We are guided by our commitment to sustainably building incredible technology to better serve the needs of a rapidly evolving world and ever-changing investment landscape. We are on a mission to leverage artificial intelligence and revolutionise how information is transformed into insights.
Your role
Your role involves constructing processes for both real-time and batch data, ensuring data integrity through cleaning, transformation, and validation processes. Your focus will be on optimizing performance, scalability, and reliability. Additionally, you will play a vital role in aligning our data with customer expectations, contributing to the development of machine learning models, and shaping engineering processes to enhance product effectiveness in meeting customer intentions.
Your Responsibilities
- Data Analysis: Reporting quanitative and qualitative properties of our data.
- Data Quality: Developing the quality assurance and validation processes surrounding our data. Such as developing a data annotation pipeline or using LLM models for evaluating our data
- Model Development: Involvement in developing models based on recent publications and open-source resources, adapted to our specific business needs.
- Pipeline Building: Helping shape the machine learning model and the engineering steps to align products with customer intentions.
Our tech stack
Machine Learning and Data Pipelines: Python and HuggingFace are used for the machine learning aspects of the technology.
Front End: TypeScript and React are used for creating the user interfaces.
Data Storage and Management: Amazon AWS stack. Data is stored in AWS S3 buckets.
Job Orchestration Framework: We use Dagster for managing and orchestrating jobs.
Who you are
- Essential:
- A strong background in data analysis (both textual and numerical) and statistics.
- Strong programming skills in Python.
- Experience with implementing NLP and ML models.
- Experience in QA, data quality, and related areas such as data annotation and validation.
- Our culture is integrity, humility, and pursuit of excellence. We are looking for candidates who resonate with these principles, and has a passion for technology innovation and desire to build what is best for customers.
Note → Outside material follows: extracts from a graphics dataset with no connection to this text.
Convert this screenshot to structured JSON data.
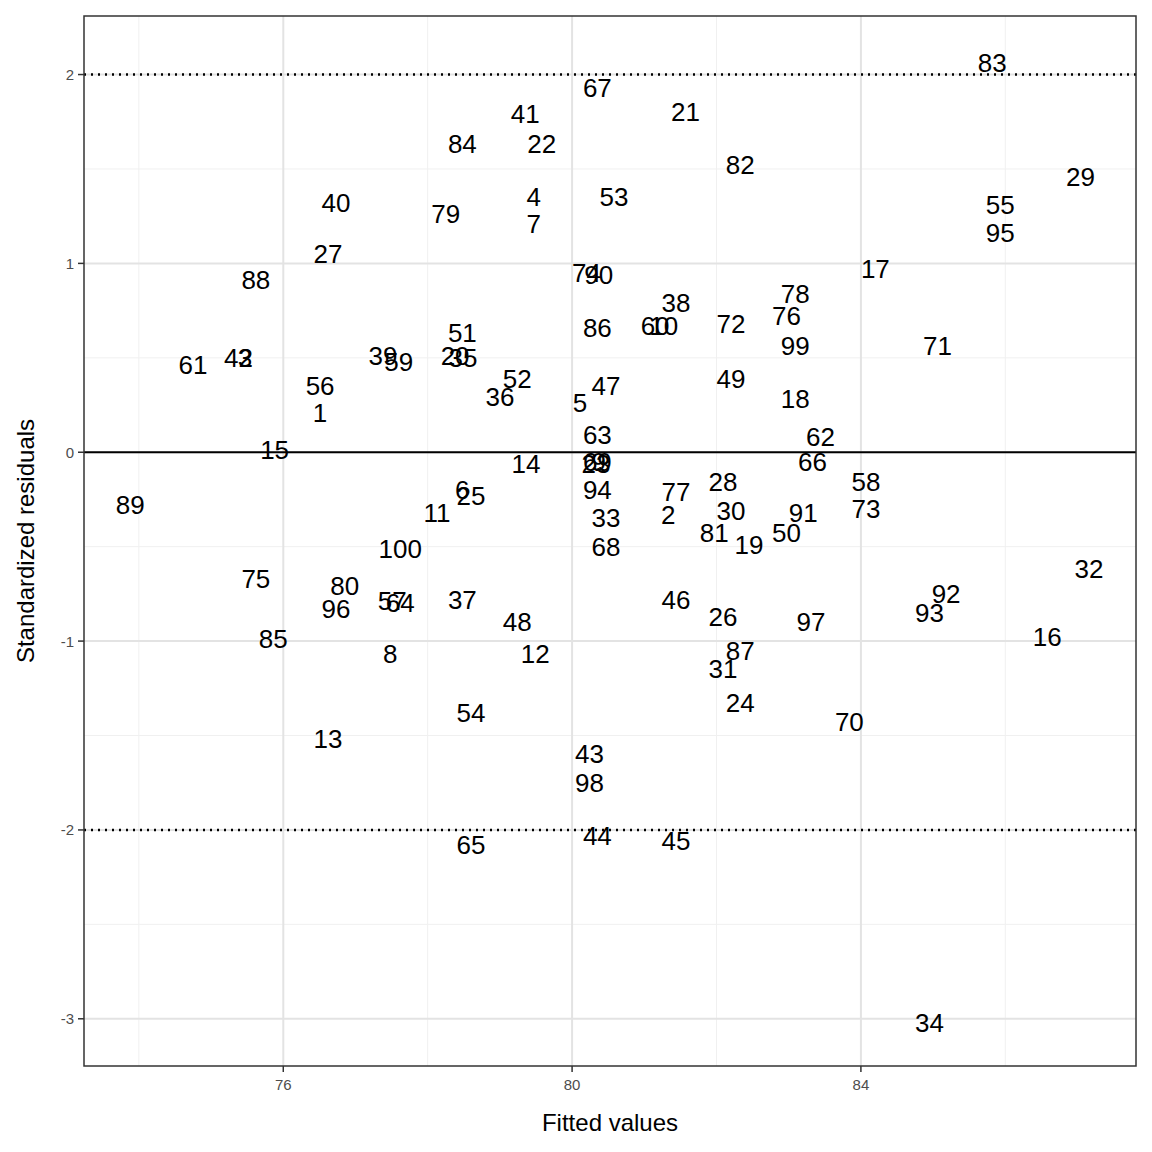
{
  "chart_data": {
    "type": "scatter",
    "marker": "text",
    "grid": true,
    "x_label": "Fitted values",
    "y_label": "Standardized residuals",
    "xlim": [
      73.24,
      87.81
    ],
    "ylim": [
      -3.25,
      2.31
    ],
    "xticks": [
      76,
      80,
      84
    ],
    "yticks": [
      -3,
      -2,
      -1,
      0,
      1,
      2
    ],
    "reference_lines": [
      {
        "value": 2,
        "line_style": "dotted"
      },
      {
        "value": 0,
        "line_style": "solid"
      },
      {
        "value": -2,
        "line_style": "dotted"
      }
    ],
    "labels": [
      "83",
      "67",
      "41",
      "21",
      "84",
      "22",
      "82",
      "29",
      "40",
      "4",
      "53",
      "79",
      "7",
      "55",
      "95",
      "27",
      "17",
      "88",
      "74",
      "90",
      "78",
      "38",
      "76",
      "72",
      "60",
      "10",
      "86",
      "51",
      "99",
      "71",
      "42",
      "3",
      "39",
      "20",
      "61",
      "59",
      "35",
      "52",
      "49",
      "56",
      "47",
      "36",
      "18",
      "5",
      "1",
      "63",
      "62",
      "15",
      "14",
      "69",
      "23",
      "9",
      "66",
      "58",
      "28",
      "89",
      "94",
      "77",
      "6",
      "25",
      "73",
      "11",
      "30",
      "91",
      "2",
      "33",
      "81",
      "50",
      "19",
      "68",
      "100",
      "32",
      "75",
      "80",
      "92",
      "46",
      "37",
      "57",
      "64",
      "96",
      "93",
      "26",
      "48",
      "97",
      "16",
      "85",
      "87",
      "8",
      "12",
      "31",
      "24",
      "54",
      "70",
      "13",
      "43",
      "98",
      "44",
      "45",
      "65",
      "34"
    ],
    "x": [
      85.82,
      80.35,
      79.35,
      81.57,
      78.48,
      79.58,
      82.33,
      87.04,
      76.73,
      79.47,
      80.58,
      78.25,
      79.47,
      85.93,
      85.93,
      76.62,
      84.2,
      75.62,
      80.2,
      80.37,
      83.09,
      81.44,
      82.97,
      82.2,
      81.15,
      81.27,
      80.35,
      78.48,
      83.09,
      85.06,
      75.38,
      75.47,
      77.38,
      78.38,
      74.75,
      77.6,
      78.49,
      79.24,
      82.2,
      76.51,
      80.47,
      79.0,
      83.09,
      80.11,
      76.51,
      80.35,
      83.44,
      75.88,
      79.36,
      80.35,
      80.33,
      80.37,
      83.33,
      84.07,
      82.09,
      73.88,
      80.35,
      81.44,
      78.48,
      78.6,
      84.07,
      78.13,
      82.2,
      83.2,
      81.33,
      80.47,
      81.97,
      82.97,
      82.45,
      80.47,
      77.62,
      87.16,
      75.62,
      76.85,
      85.18,
      81.44,
      78.48,
      77.51,
      77.62,
      76.73,
      84.95,
      82.09,
      79.24,
      83.31,
      86.58,
      75.86,
      82.33,
      77.48,
      79.49,
      82.09,
      82.33,
      78.6,
      83.84,
      76.62,
      80.24,
      80.24,
      80.35,
      81.44,
      78.6,
      84.95
    ],
    "values": [
      2.06,
      1.93,
      1.79,
      1.8,
      1.63,
      1.63,
      1.52,
      1.46,
      1.32,
      1.35,
      1.35,
      1.26,
      1.21,
      1.31,
      1.16,
      1.05,
      0.97,
      0.91,
      0.95,
      0.94,
      0.84,
      0.79,
      0.72,
      0.68,
      0.67,
      0.67,
      0.66,
      0.63,
      0.56,
      0.56,
      0.5,
      0.5,
      0.51,
      0.51,
      0.46,
      0.48,
      0.5,
      0.39,
      0.39,
      0.35,
      0.35,
      0.29,
      0.28,
      0.26,
      0.21,
      0.09,
      0.08,
      0.01,
      -0.06,
      -0.05,
      -0.06,
      -0.05,
      -0.05,
      -0.16,
      -0.16,
      -0.28,
      -0.2,
      -0.21,
      -0.2,
      -0.23,
      -0.3,
      -0.32,
      -0.31,
      -0.32,
      -0.33,
      -0.35,
      -0.43,
      -0.43,
      -0.49,
      -0.5,
      -0.51,
      -0.62,
      -0.67,
      -0.71,
      -0.75,
      -0.78,
      -0.78,
      -0.79,
      -0.8,
      -0.83,
      -0.85,
      -0.87,
      -0.9,
      -0.9,
      -0.98,
      -0.99,
      -1.05,
      -1.07,
      -1.07,
      -1.15,
      -1.33,
      -1.38,
      -1.43,
      -1.52,
      -1.6,
      -1.75,
      -2.03,
      -2.06,
      -2.08,
      -3.02
    ]
  }
}
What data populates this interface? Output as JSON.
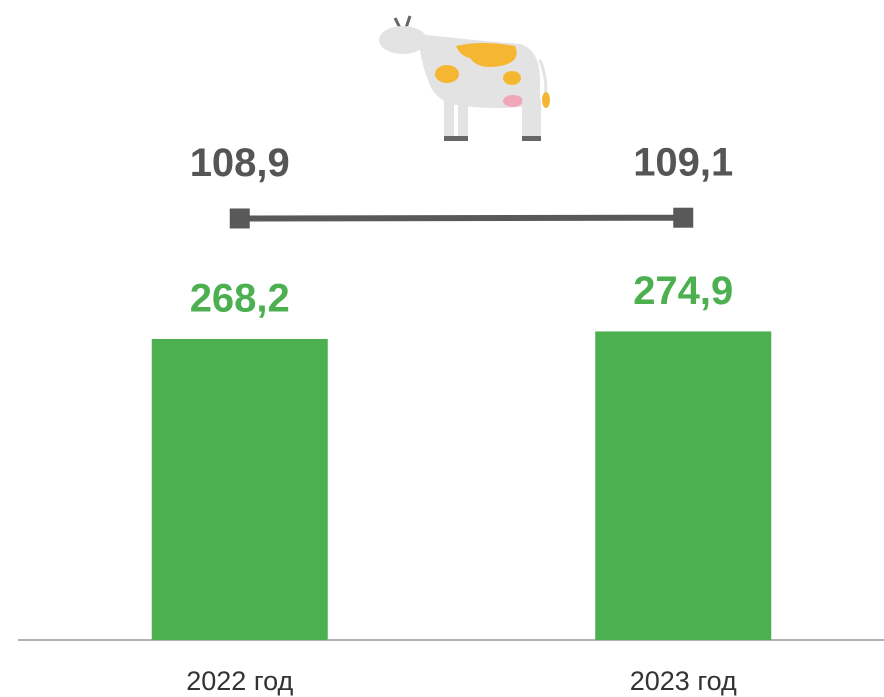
{
  "chart_data": {
    "type": "bar",
    "categories": [
      "2022 год",
      "2023 год"
    ],
    "series": [
      {
        "type": "bar",
        "color": "#4caf50",
        "values": [
          268.2,
          274.9
        ],
        "value_labels": [
          "268,2",
          "274,9"
        ]
      },
      {
        "type": "line",
        "axis": "y2",
        "color": "#595959",
        "values": [
          108.9,
          109.1
        ],
        "value_labels": [
          "108,9",
          "109,1"
        ]
      }
    ],
    "ylim": [
      0,
      400
    ],
    "y2lim": [
      0,
      116
    ]
  }
}
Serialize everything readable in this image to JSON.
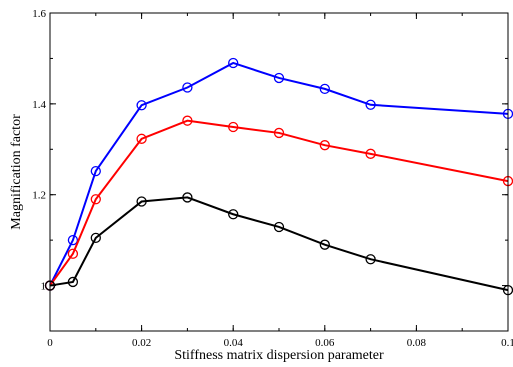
{
  "chart_data": {
    "type": "line",
    "title": "",
    "xlabel": "Stiffness matrix dispersion parameter",
    "ylabel": "Magnification factor",
    "xlim": [
      0,
      0.1
    ],
    "ylim": [
      0.9,
      1.6
    ],
    "xticks": [
      0,
      0.02,
      0.04,
      0.06,
      0.08,
      0.1
    ],
    "xtick_labels": [
      "0",
      "0.02",
      "0.04",
      "0.06",
      "0.08",
      "0.1"
    ],
    "yticks": [
      1.0,
      1.2,
      1.4,
      1.6
    ],
    "ytick_labels": [
      "1",
      "1.2",
      "1.4",
      "1.6"
    ],
    "grid": false,
    "legend": "none",
    "x": [
      0,
      0.005,
      0.01,
      0.02,
      0.03,
      0.04,
      0.05,
      0.06,
      0.07,
      0.1
    ],
    "series": [
      {
        "color": "#0000ff",
        "marker": "circle",
        "values": [
          1.0,
          1.1,
          1.252,
          1.397,
          1.436,
          1.49,
          1.457,
          1.433,
          1.398,
          1.378
        ]
      },
      {
        "color": "#ff0000",
        "marker": "circle",
        "values": [
          1.0,
          1.07,
          1.19,
          1.323,
          1.363,
          1.349,
          1.336,
          1.309,
          1.29,
          1.23
        ]
      },
      {
        "color": "#000000",
        "marker": "circle",
        "values": [
          1.0,
          1.008,
          1.105,
          1.185,
          1.194,
          1.157,
          1.129,
          1.09,
          1.058,
          0.99
        ]
      }
    ]
  }
}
You will be working as part of a multidisciplinary team in a fast-changing start-up environment.
- Desirable:
- Master's degree or higher in data science, CS, ML, Math, or related field experience.
- Demonstrable record of achievement (e.g. publications, open source contributions, projects) in Machine Learning and NLP.
- Experience with designing a data validation process or annotation pipeline.
- Experience with designing and implementing batch and real-time data pipelines.
- Experience with Amazon Sagemaker, Weights and Biases, or similar MLOps tooling.
- Knowledge in finance and economics.